Leather short-shorts aside, Williams loves her new body. “I’m 51, and I feel as though I look damn good,” she says. “Better than I ever looked in my life.”
Recipe: Portobellos with balsamic vinegar
Williams loves this vegan dish from Butter chef and Food Network star Alex Guarnaschelli.
Preheat the oven to 350 degrees F. In a small bowl, toss 6 large garlic cloves, unpeeled, with a little olive oil and salt. Wrap the garlic cloves in tinfoil and place in a tray in the center of the oven. Cook until tender when pierced with the tip of a knife, about 20-25 minutes. Let cool. Leave oven on.
In a medium bowl, whisk together ¹/₃ cup balsamic vinegar with ¾ cup olive oil and 1 tablespoon smooth (Dijon) mustard. “Squeeze” the roasted garlic cloves out from their skins and whisk them vigorously into the dressing.
In another bowl, toss 4 large portobello mushrooms, wiped of any dirt, washed and quickly dried, with 2 tablespoons of olive oil. Season with salt. Place them, stem side up, in a grill pan or cast-iron skillet over high heat. Cook for 3 to 4 minutes; you may see liquid starting to emerge from the stem area.

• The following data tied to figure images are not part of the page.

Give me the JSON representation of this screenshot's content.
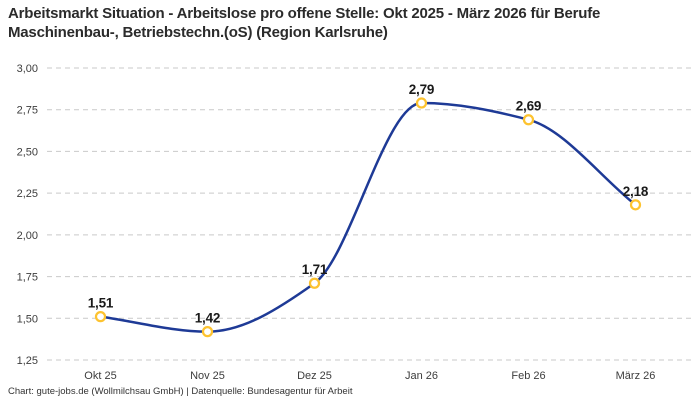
{
  "header": {
    "title": "Arbeitsmarkt Situation - Arbeitslose pro offene Stelle: Okt 2025 - März 2026 für Berufe Maschinenbau-, Betriebstechn.(oS) (Region Karlsruhe)"
  },
  "footer": {
    "credit": "Chart: gute-jobs.de (Wollmilchsau GmbH) | Datenquelle: Bundesagentur für Arbeit"
  },
  "chart_data": {
    "type": "line",
    "title": "Arbeitsmarkt Situation - Arbeitslose pro offene Stelle: Okt 2025 - März 2026 für Berufe Maschinenbau-, Betriebstechn.(oS) (Region Karlsruhe)",
    "categories": [
      "Okt 25",
      "Nov 25",
      "Dez 25",
      "Jan 26",
      "Feb 26",
      "März 26"
    ],
    "values": [
      1.51,
      1.42,
      1.71,
      2.79,
      2.69,
      2.18
    ],
    "value_labels": [
      "1,51",
      "1,42",
      "1,71",
      "2,79",
      "2,69",
      "2,18"
    ],
    "xlabel": "",
    "ylabel": "",
    "ylim": [
      1.25,
      3.0
    ],
    "ytick_step": 0.25,
    "ytick_labels": [
      "1,25",
      "1,50",
      "1,75",
      "2,00",
      "2,25",
      "2,50",
      "2,75",
      "3,00"
    ],
    "grid": "horizontal-dashed",
    "legend": "none",
    "line_color": "#1e3a96",
    "marker_color": "#fdc330",
    "marker_fill": "#ffffff",
    "gridline_color": "#c9c9c9",
    "curve": "monotone"
  }
}
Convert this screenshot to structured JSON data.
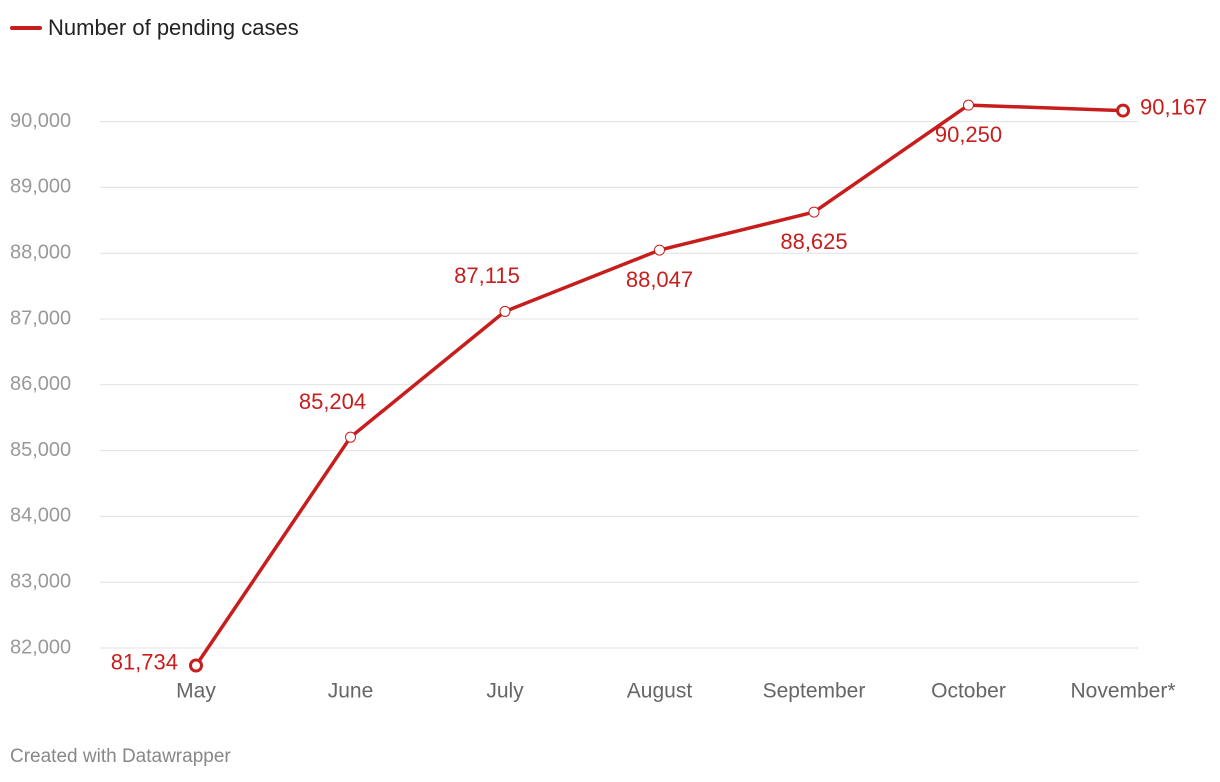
{
  "legend": {
    "label": "Number of pending cases",
    "color": "#c71e1d"
  },
  "footer": {
    "credit": "Created with Datawrapper"
  },
  "colors": {
    "series": "#c71e1d",
    "axis_text": "#999999",
    "x_text": "#666666",
    "gridline": "#e0e0e0",
    "footer_text": "#888888"
  },
  "chart_data": {
    "type": "line",
    "title": "",
    "xlabel": "",
    "ylabel": "",
    "categories": [
      "May",
      "June",
      "July",
      "August",
      "September",
      "October",
      "November*"
    ],
    "series": [
      {
        "name": "Number of pending cases",
        "values": [
          81734,
          85204,
          87115,
          88047,
          88625,
          90250,
          90167
        ],
        "labels": [
          "81,734",
          "85,204",
          "87,115",
          "88,047",
          "88,625",
          "90,250",
          "90,167"
        ],
        "label_positions": [
          "left",
          "above",
          "above",
          "below",
          "below",
          "below",
          "right"
        ]
      }
    ],
    "yticks": [
      82000,
      83000,
      84000,
      85000,
      86000,
      87000,
      88000,
      89000,
      90000
    ],
    "ytick_labels": [
      "82,000",
      "83,000",
      "84,000",
      "85,000",
      "86,000",
      "87,000",
      "88,000",
      "89,000",
      "90,000"
    ],
    "ylim": [
      81600,
      90500
    ],
    "grid": true,
    "legend_position": "top-left"
  }
}
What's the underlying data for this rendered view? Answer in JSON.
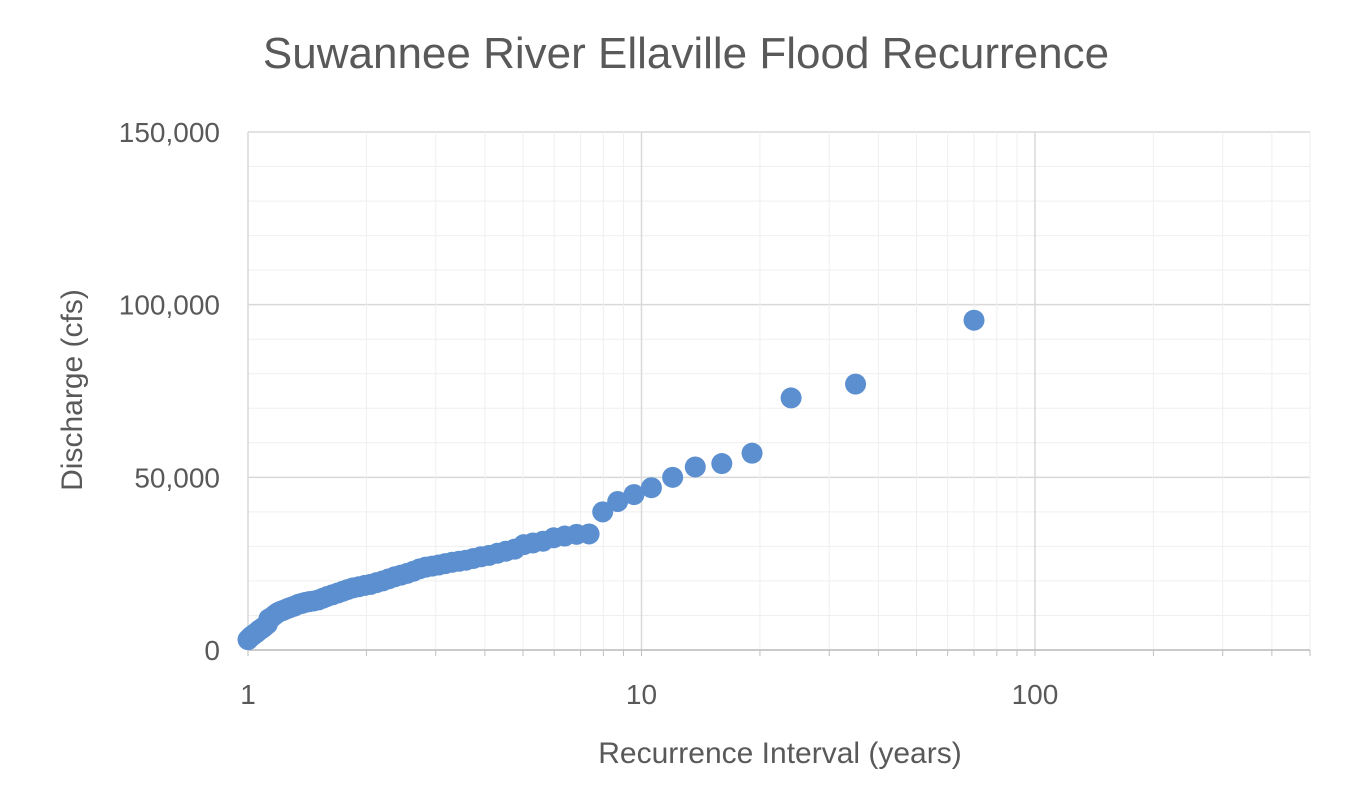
{
  "chart_data": {
    "type": "scatter",
    "title": "Suwannee River Ellaville Flood Recurrence",
    "xlabel": "Recurrence Interval (years)",
    "ylabel": "Discharge (cfs)",
    "x_scale": "log",
    "xlim": [
      1,
      500
    ],
    "ylim": [
      0,
      150000
    ],
    "x_ticks": [
      1,
      10,
      100
    ],
    "x_tick_labels": [
      "1",
      "10",
      "100"
    ],
    "y_ticks": [
      0,
      50000,
      100000,
      150000
    ],
    "y_tick_labels": [
      "0",
      "50,000",
      "100,000",
      "150,000"
    ],
    "grid": true,
    "legend": "none",
    "marker_color": "#5b8fd0",
    "series": [
      {
        "points": [
          [
            1.0,
            3000
          ],
          [
            1.01,
            3500
          ],
          [
            1.02,
            4000
          ],
          [
            1.03,
            4300
          ],
          [
            1.04,
            4700
          ],
          [
            1.05,
            5000
          ],
          [
            1.06,
            5400
          ],
          [
            1.07,
            5800
          ],
          [
            1.08,
            6100
          ],
          [
            1.09,
            6400
          ],
          [
            1.1,
            6800
          ],
          [
            1.12,
            7500
          ],
          [
            1.13,
            9000
          ],
          [
            1.15,
            9500
          ],
          [
            1.17,
            10200
          ],
          [
            1.19,
            10800
          ],
          [
            1.21,
            11200
          ],
          [
            1.23,
            11500
          ],
          [
            1.26,
            12000
          ],
          [
            1.28,
            12300
          ],
          [
            1.31,
            12700
          ],
          [
            1.34,
            13200
          ],
          [
            1.37,
            13500
          ],
          [
            1.4,
            13800
          ],
          [
            1.43,
            14000
          ],
          [
            1.47,
            14200
          ],
          [
            1.51,
            14500
          ],
          [
            1.55,
            15000
          ],
          [
            1.59,
            15500
          ],
          [
            1.64,
            16000
          ],
          [
            1.69,
            16500
          ],
          [
            1.74,
            17000
          ],
          [
            1.79,
            17500
          ],
          [
            1.85,
            18000
          ],
          [
            1.91,
            18300
          ],
          [
            1.98,
            18700
          ],
          [
            2.05,
            19000
          ],
          [
            2.12,
            19500
          ],
          [
            2.2,
            20000
          ],
          [
            2.28,
            20600
          ],
          [
            2.36,
            21200
          ],
          [
            2.45,
            21700
          ],
          [
            2.54,
            22200
          ],
          [
            2.63,
            22800
          ],
          [
            2.73,
            23500
          ],
          [
            2.83,
            24000
          ],
          [
            2.94,
            24300
          ],
          [
            3.05,
            24600
          ],
          [
            3.17,
            25000
          ],
          [
            3.3,
            25400
          ],
          [
            3.44,
            25700
          ],
          [
            3.58,
            26000
          ],
          [
            3.74,
            26500
          ],
          [
            3.91,
            27000
          ],
          [
            4.1,
            27400
          ],
          [
            4.3,
            28000
          ],
          [
            4.52,
            28600
          ],
          [
            4.76,
            29200
          ],
          [
            5.02,
            30500
          ],
          [
            5.3,
            31000
          ],
          [
            5.62,
            31500
          ],
          [
            5.98,
            32500
          ],
          [
            6.38,
            33000
          ],
          [
            6.84,
            33500
          ],
          [
            7.36,
            33600
          ],
          [
            7.97,
            40000
          ],
          [
            8.7,
            43000
          ],
          [
            9.57,
            45000
          ],
          [
            10.6,
            47000
          ],
          [
            12.0,
            50000
          ],
          [
            13.7,
            53000
          ],
          [
            16.0,
            54000
          ],
          [
            19.1,
            57000
          ],
          [
            24.0,
            73000
          ],
          [
            35.0,
            77000
          ],
          [
            70.0,
            95500
          ]
        ]
      }
    ]
  }
}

Turn on their other side and roast for an additional 3 to 4 minutes. Transfer them to a tray and place in the center of the oven. Roast for an additional 12 to 15 minutes, until they are tender when pierced with the tip of a knife. Pour the balsamic mixture over them and roast for an additional 2 to 3 minutes.
Arrange mushrooms on a serving platter and top with dressing remains from the baking sheet. Serve immediately. Serves 4 to 6.